Le spectre de Mai 68
La grève des cheminots ouvre une « fenêtre de tir » à la jeunesse et à l’ensemble du mouvement ouvrier. Mais cette fenêtre de tir, par définition, est limitée – en l’occurrence à quelques jours, tout au plus quelques semaines. La cible, c’est toute la politique réactionnaire du gouvernement Macron. Jusqu’où pourrait aller un tel mouvement, s’il démarre ? On ne peut d’avance en fixer la limite. Il y a près d’un demi-siècle, le 13 mai 1968, une grève générale de 24 heures a ouvert les vannes de la plus grande grève générale illimitée de l’histoire : pendant plusieurs semaines, 9 millions de travailleurs ont fait grève et, souvent, occupé leur entreprise.
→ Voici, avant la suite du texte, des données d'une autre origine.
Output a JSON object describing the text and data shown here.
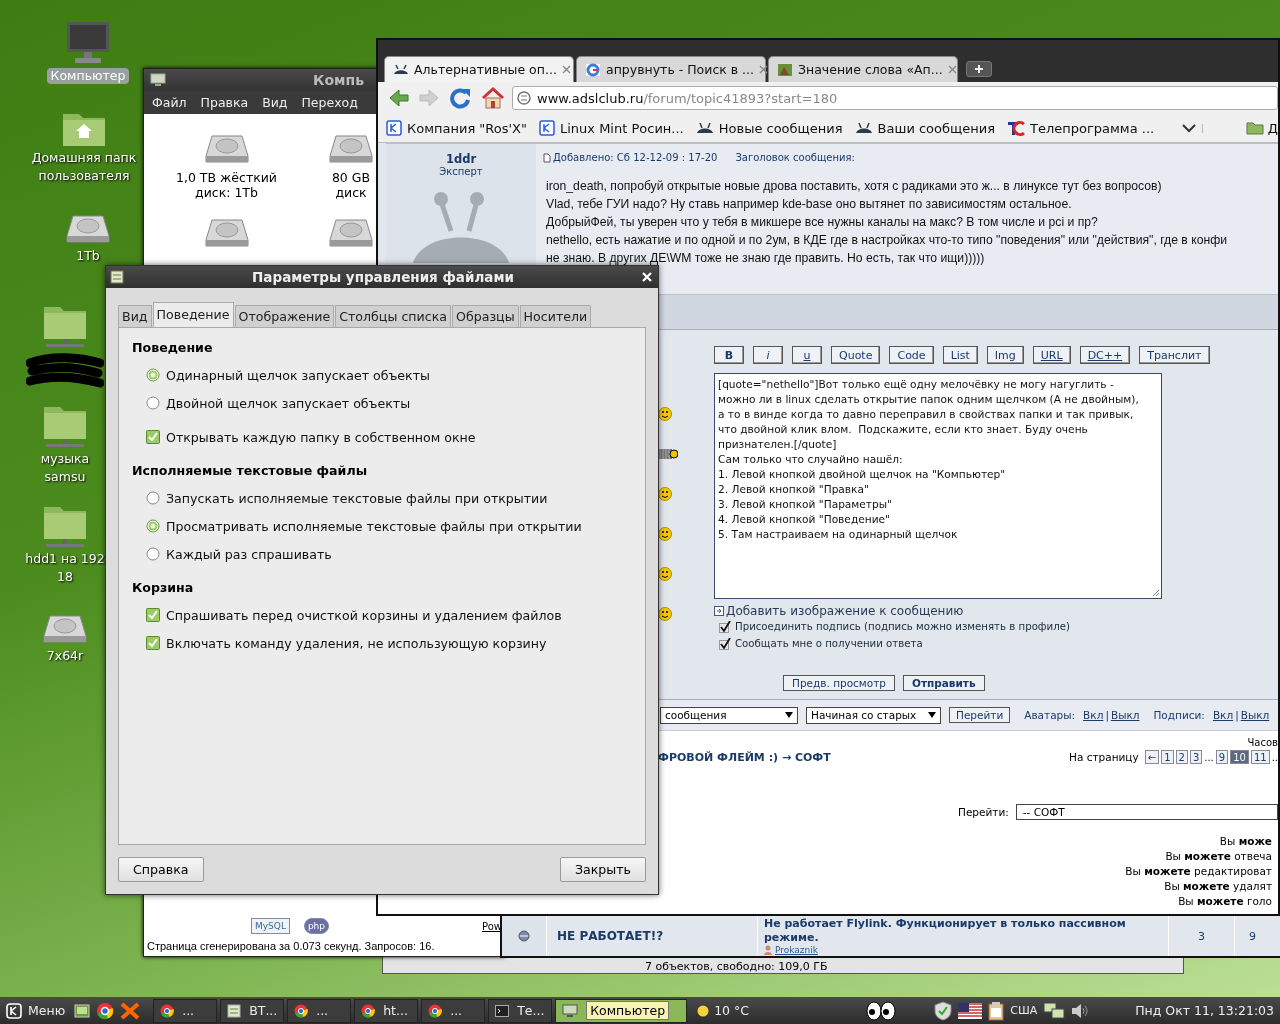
{
  "desktop_icons": [
    {
      "kind": "computer",
      "lines": [
        "Компьютер"
      ],
      "selected": true
    },
    {
      "kind": "home",
      "lines": [
        "Домашняя папк",
        "пользователя"
      ],
      "selected": false
    },
    {
      "kind": "drive",
      "lines": [
        "1Tb"
      ],
      "selected": false
    },
    {
      "kind": "network",
      "selected": false,
      "redacted": true
    },
    {
      "kind": "network",
      "lines": [
        "музыка",
        "samsu"
      ],
      "selected": false
    },
    {
      "kind": "network",
      "lines": [
        "hdd1 на 192",
        "18"
      ],
      "selected": false
    },
    {
      "kind": "drive",
      "lines": [
        "7x64r"
      ],
      "selected": false
    }
  ],
  "file_manager": {
    "title": "Компь",
    "menu": [
      "Файл",
      "Правка",
      "Вид",
      "Переход"
    ],
    "items": [
      {
        "kind": "drive",
        "label": "1,0 TB жёсткий диск: 1Tb"
      },
      {
        "kind": "drive",
        "label": "80 GB диск"
      },
      {
        "kind": "drive"
      },
      {
        "kind": "drive"
      }
    ]
  },
  "web_footer": {
    "logos": [
      "MySQL",
      "php"
    ],
    "link": "Pow",
    "generated": "Страница сгенерирована за 0.073 секунд. Запросов: 16."
  },
  "file_manager_status": "7 объектов, свободно: 109,0 ГБ",
  "browser": {
    "tabs": [
      {
        "title": "Альтернативные оп...",
        "selected": true
      },
      {
        "title": "апрувнуть - Поиск в ...",
        "selected": false
      },
      {
        "title": "Значение слова «Ап...",
        "selected": false
      }
    ],
    "nav": {
      "back_disabled": false,
      "forward_disabled": true
    },
    "url": {
      "host": "www.adslclub.ru",
      "path": "/forum/topic41893?start=180"
    },
    "bookmarks": [
      {
        "kind": "site",
        "label": "Компания \"Ros'X\""
      },
      {
        "kind": "site",
        "label": "Linux Mint Росин..."
      },
      {
        "kind": "forum",
        "label": "Новые сообщения"
      },
      {
        "kind": "forum",
        "label": "Ваши сообщения"
      },
      {
        "kind": "tv",
        "label": "Телепрограмма ..."
      },
      {
        "kind": "more"
      },
      {
        "kind": "folder",
        "label": "Д"
      }
    ],
    "post": {
      "author": "1ddr",
      "rank": "Эксперт",
      "added": "Добавлено: Сб 12-12-09 : 17-20",
      "subject_label": "Заголовок сообщения:",
      "lines": [
        "iron_death, попробуй открытые новые дрова поставить, хотя с радиками это ж... в линуксе тут без вопросов)",
        "Vlad, тебе ГУИ надо? Ну ставь например kde-base оно вытянет по зависимостям остальное.",
        "ДобрыйФей, ты уверен что у тебя в микшере все нужны каналы на макс? В том числе и pci и пр?",
        "nethello, есть нажатие и по одной и по 2ум, в КДЕ где в настройках что-то типо \"поведения\" или \"действия\", где в конфи",
        "не знаю. В других ДЕ\\WM тоже не знаю где править. Но есть, так что ищи)))))"
      ]
    },
    "editor": {
      "buttons": [
        {
          "label": "B",
          "kind": "bold"
        },
        {
          "label": "i",
          "kind": "italic"
        },
        {
          "label": "u",
          "kind": "underline"
        },
        {
          "label": "Quote",
          "kind": "plain"
        },
        {
          "label": "Code",
          "kind": "plain"
        },
        {
          "label": "List",
          "kind": "plain"
        },
        {
          "label": "Img",
          "kind": "plain"
        },
        {
          "label": "URL",
          "kind": "underline"
        },
        {
          "label": "DC++",
          "kind": "underline"
        },
        {
          "label": "Транслит",
          "kind": "plain"
        }
      ],
      "text": "[quote=\"nethello\"]Вот только ещё одну мелочёвку не могу нагуглить -\nможно ли в linux сделать открытие папок одним щелчком (А не двойным),\nа то в винде когда то давно переправил в свойствах папки и так привык,\nчто двойной клик влом.  Подскажите, если кто знает. Буду очень\nпризнателен.[/quote]\nСам только что случайно нашёл:\n1. Левой кнопкой двойной щелчок на \"Компьютер\"\n2. Левой кнопкой \"Правка\"\n3. Левой кнопкой \"Параметры\"\n4. Левой кнопкой \"Поведение\"\n5. Там настраиваем на одинарный щелчок",
      "add_image": "Добавить изображение к сообщению",
      "options": [
        {
          "label": "Присоединить подпись (подпись можно изменять в профиле)",
          "checked": true
        },
        {
          "label": "Сообщать мне о получении ответа",
          "checked": true
        }
      ],
      "actions": [
        {
          "label": "Предв. просмотр",
          "kind": "secondary"
        },
        {
          "label": "Отправить",
          "kind": "primary"
        }
      ]
    },
    "view_bar": {
      "order_select": "сообщения",
      "sort_select": "Начиная со старых",
      "go": "Перейти",
      "toggles": [
        {
          "label": "Аватары:",
          "on": "Вкл",
          "separator": "|",
          "off": "Выкл"
        },
        {
          "label": "Подписи:",
          "on": "Вкл",
          "separator": "|",
          "off": "Выкл"
        }
      ]
    },
    "breadcrumb": "ФРОВОЙ ФЛЕЙМ :) → СОФТ",
    "time_label": "Часов",
    "pagination": {
      "label": "На страницу",
      "pages": [
        {
          "label": "←",
          "selected": false
        },
        {
          "label": "1",
          "selected": false
        },
        {
          "label": "2",
          "selected": false
        },
        {
          "label": "3",
          "selected": false
        },
        {
          "label": "...",
          "kind": "gap"
        },
        {
          "label": "9",
          "selected": false
        },
        {
          "label": "10",
          "selected": true
        },
        {
          "label": "11",
          "selected": false
        },
        {
          "label": "..",
          "kind": "gap"
        }
      ]
    },
    "jump": {
      "label": "Перейти:",
      "value": "-- СОФТ"
    },
    "permissions": [
      "Вы **може**",
      "Вы **можете** отвеча",
      "Вы **можете** редактироват",
      "Вы **можете** удалят",
      "Вы **можете** голо"
    ]
  },
  "lower_window": {
    "title": "НЕ РАБОТАЕТ!?",
    "subject": "Не работает Flylink. Функционирует в только пассивном режиме.",
    "author": "Prokaznik",
    "replies": "3",
    "views": "9"
  },
  "dialog": {
    "title": "Параметры управления файлами",
    "tabs": [
      {
        "label": "Вид",
        "selected": false
      },
      {
        "label": "Поведение",
        "selected": true
      },
      {
        "label": "Отображение",
        "selected": false
      },
      {
        "label": "Столбцы списка",
        "selected": false
      },
      {
        "label": "Образцы",
        "selected": false
      },
      {
        "label": "Носители",
        "selected": false
      }
    ],
    "sections": [
      {
        "heading": "Поведение",
        "options": [
          {
            "kind": "radio",
            "label": "Одинарный щелчок запускает объекты",
            "selected": true
          },
          {
            "kind": "radio",
            "label": "Двойной щелчок запускает объекты",
            "selected": false
          },
          {
            "kind": "checkbox",
            "label": "Открывать каждую папку в собственном окне",
            "checked": true
          }
        ]
      },
      {
        "heading": "Исполняемые текстовые файлы",
        "options": [
          {
            "kind": "radio",
            "label": "Запускать исполняемые текстовые файлы при открытии",
            "selected": false
          },
          {
            "kind": "radio",
            "label": "Просматривать исполняемые текстовые файлы при открытии",
            "selected": true
          },
          {
            "kind": "radio",
            "label": "Каждый раз спрашивать",
            "selected": false
          }
        ]
      },
      {
        "heading": "Корзина",
        "options": [
          {
            "kind": "checkbox",
            "label": "Спрашивать перед очисткой корзины и удалением файлов",
            "checked": true
          },
          {
            "kind": "checkbox",
            "label": "Включать команду удаления, не использующую корзину",
            "checked": true
          }
        ]
      }
    ],
    "buttons": [
      "Справка",
      "Закрыть"
    ]
  },
  "taskbar": {
    "menu": "Меню",
    "tasks": [
      {
        "kind": "browser",
        "label": "...",
        "selected": false
      },
      {
        "kind": "editor",
        "label": "ВТ...",
        "selected": false
      },
      {
        "kind": "browser",
        "label": "...",
        "selected": false
      },
      {
        "kind": "browser",
        "label": "ht...",
        "selected": false
      },
      {
        "kind": "browser",
        "label": "...",
        "selected": false
      },
      {
        "kind": "terminal",
        "label": "Те...",
        "selected": false
      },
      {
        "kind": "computer",
        "label": "Компьютер",
        "selected": true
      }
    ],
    "weather": "10 °C",
    "layout": "США",
    "clock": "Пнд Окт 11, 13:21:03"
  }
}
La bourgeoisie française est toujours hantée par le souvenir de cette crise révolutionnaire. Mais ce qui est remarquable, c’est que ses représentants, au gouvernement et dans l’appareil d’Etat, commettent aujourd’hui le même type d’erreurs qu’il y a 50 ans. N’oublions pas que c’est la violence policière contre des étudiants, début mai 68, qui a poussé les directions syndicales à organiser une grève générale de 24 heures. Or ces dernières semaines, les étudiants en lutte contre la sélection à l’université ont subi une violence policière croissante – et les assauts de nervis d’extrême droite, comme à Montpellier. Chaque fois, cette violence radicalise la jeunesse et massifie son mouvement, au lieu de l’intimider. Comme en mai 68 !
Le mois d’avril peut être décisif. En déclarant la guerre aux cheminots, Macron l’a déclarée à toutes les couches exploitées et opprimées de la population. Partout, les militants de gauche et les syndicalistes doivent en prendre la mesure et organiser une riposte massive, quitte à bousculer le conservatisme des directions syndicales – comme en mai 68.